On Trotsky’s later writing I have assembled in Revolutionary strategy (London 2008, pp78-84) more references than either James or Arthur uses on the issue of supporting colonies and semi-colonies in wars. Arthur’s account muddles two different issues: Trotsky’s line in the 1920s (urban CP and the KMT’s struggle with warlords) and his line in the 1930s (small Trotskyist groups, the CP having withdrawn into the countryside, and Japanese invasion).

Add the Transitional programme (1938), ‘The struggle against imperialism and war’ section: “Some of the colonial or semi-colonial countries will undoubtedly attempt to utilise the war in order to ease off the yoke of slavery. Their war will be not imperialist, but liberating. It will be the duty of the international proletariat to aid the oppressed countries in their war against oppressors” (emphasis added; www.marxists.org/archive/trotsky/1938/tp/tp-text.htm#iw).

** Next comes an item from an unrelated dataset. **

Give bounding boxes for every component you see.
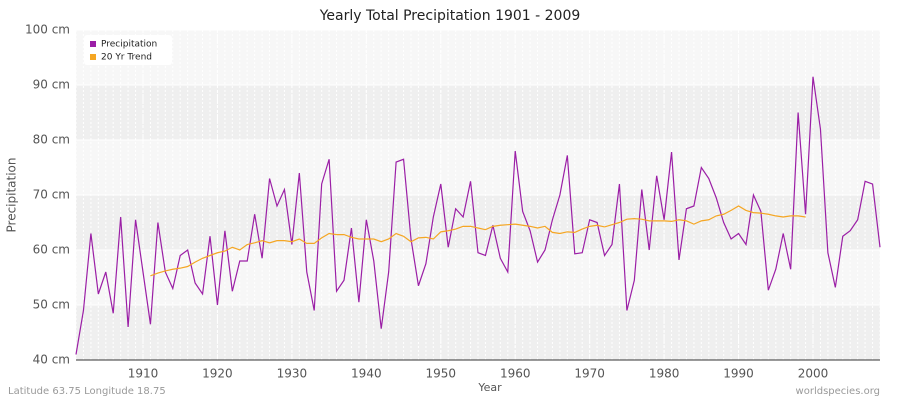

I offer a criticism of this line in the passage of Revolutionary strategy just cited and have also done so in my 2004 series on imperialism (with criticisms and a response Weekly Worker July 29-September 23 2004). What it boils down to is that the course of the 20th century provides unequivocal proof that the line of the ‘anti-imperialist united front’ and its derivatives are false: the victory of the nationalists over the imperialists produces at best Stalinism, more usually merely a new form of semi-colonial tyranny, not an advance for the working class. To defend the ‘anti-imperialist united front’ in the 21st century is like defending creationism, Ptolemaic astronomy or the theory of phlogiston.

Communists have reasons to fight against imperialism and to be defeatist in imperialist wars. These reasons do not include wishing for the victory of the nationalists (or Islamists or whatever).

Both wrong
Both wrong

Nonsense

James Turley (‘Fighting Stalinism politically’, May 5), criticises Paul B Smith for wanting to go back to Capital. Apparently, Marx studied a lot and wrote many things, but everything boils down “to a single proposition: the working class needs to organise itself collectively to politically expropriate the bourgeoisie”.

Why the disdain for studying Capital, when it is generally acknowledged among Marxists of all shades that it provides a scientific basis for understanding the capitalist mode of production and the possibility for socialism to emerge based on real material processes rather than a utopia spun from someone’s imagination?

Marx’s work forms an integral whole, a doctrine of human liberation. Comrade Turley thinks Marx had less to say about philosophy in the later years. I suggest that dialectics are demonstrated in Capital. He thinks it does not matter much whose interpretation of dialectical materialism is used, so I am tempted to ask if it would have mattered much to him if Marx had muddled up dialectics and never explained surplus value. After all, it could be said that the revolutionary potential of the working class holds good, regardless of what Marx wrote in Capital. It seems he is mainly interested in the political conclusion, not the reasoning behind it. Hence the name-dropping ramble through the groves of academe.

Turley goes on to tell us that Stalinism was not all bad and should not be rejected in toto. However, the nearest we get to hearing about the good bits is to be told that Stalinism did not succeed in killing off Marxism entirely. Could not the same be said of the Nazi movement? In fact, the Stalinist bureaucracy could not finish the job and kept printing the books, despite killing most of the actual Marxists, because it rested on the Russian Revolution and needed the legitimacy of the Bolshevik tradition. This did not prevent the bastardisation of Marxism in the shape of Soviet ideology and of the whole trajectory of Stalinist movements around the world.

He acknowledges the many crimes and betrayals committed by Stalinism. He could hardly deny them, but spreads the blame a bit by accusing Trotskyists of popular frontism and other sins. This is true only to the extent that Trotskyists (and mainly ex-Trotskyists at that) adapted to the dominance of Stalinism over the workers’ movement in the post-war period.

If the CPGB wishes to present itself as a revolutionary Marxist tendency, it should drop the nonsense about being in a line of descent from the party that died politically in the 1920s.